The Government in Wales specifically states that it intends to partner with Health Education and Improvement Wales (HEIW), Digital Health and Care Wales (DHCW), Intensive Learning Academies Wales (ILA), Social Care Wales, and the Wales Institute of Digital Information (WIDI) to develop digital skills across the nation through development programmes for future talent. In addition a programme of broad-based digital skills training, which can be tailored to employees’ individual needs will also be implemented. 

A new digital health and social care apprenticeship will also be supported, bringing through digital, cyber and data talent from higher educational establishments, and which, it is hoped, will attract even more new talent to the sector.

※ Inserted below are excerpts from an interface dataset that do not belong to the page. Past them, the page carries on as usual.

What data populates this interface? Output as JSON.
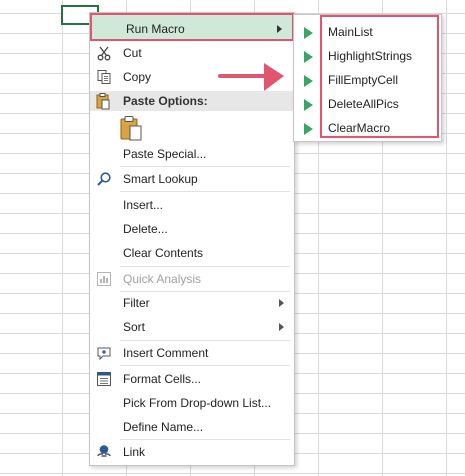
{
  "context_menu": {
    "run_macro": "Run Macro",
    "cut": "Cut",
    "copy": "Copy",
    "paste_options": "Paste Options:",
    "paste_special": "Paste Special...",
    "smart_lookup": "Smart Lookup",
    "insert": "Insert...",
    "delete": "Delete...",
    "clear_contents": "Clear Contents",
    "quick_analysis": "Quick Analysis",
    "filter": "Filter",
    "sort": "Sort",
    "insert_comment": "Insert Comment",
    "format_cells": "Format Cells...",
    "pick_from_list": "Pick From Drop-down List...",
    "define_name": "Define Name...",
    "link": "Link"
  },
  "macros": [
    "MainList",
    "HighlightStrings",
    "FillEmptyCell",
    "DeleteAllPics",
    "ClearMacro"
  ],
  "colors": {
    "highlight_border": "#e0566e",
    "run_macro_bg": "#cfe8d8",
    "play_icon": "#3ca36b",
    "active_cell": "#217346"
  }
}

Mandatory training and refresher courses in information governance training and cyber security awareness skills will also be implemented to support ‘Better health and social care outcomes through faster and more effective digital services’, and clinical staff will be upskilled in clinical skills training, eLearning, professional competencies and service improvements. 

The future

These proposals, while laudable, commendable and vital in today’s digital landscape will, however, require not only effort and resources, but also the training capabilities and the staffing levels in order to achieve them. Currently the population of Wales stands at 3,107,500. There are over 105,000 staff working in the NHS in Wales, including 84,134 working within social care. Scotland has a population of 5,479,900, with 182,000 staff working for the NHS there, 134,640 of them specialising in social care. This all means that a lot of training will need to take place – some talent will need to be recruited and some of it will be from outside providers. The requirements for training this number of staff will clearly present opportunities for digital, data and cyber specialists from not only within Scotland and the Principality but also from around the UK, and perhaps even beyond. The potential for Wales and Scotland to become the Data, Digital and Technology training hubs of the UK, providing essential services for the future of the NHS there, is huge.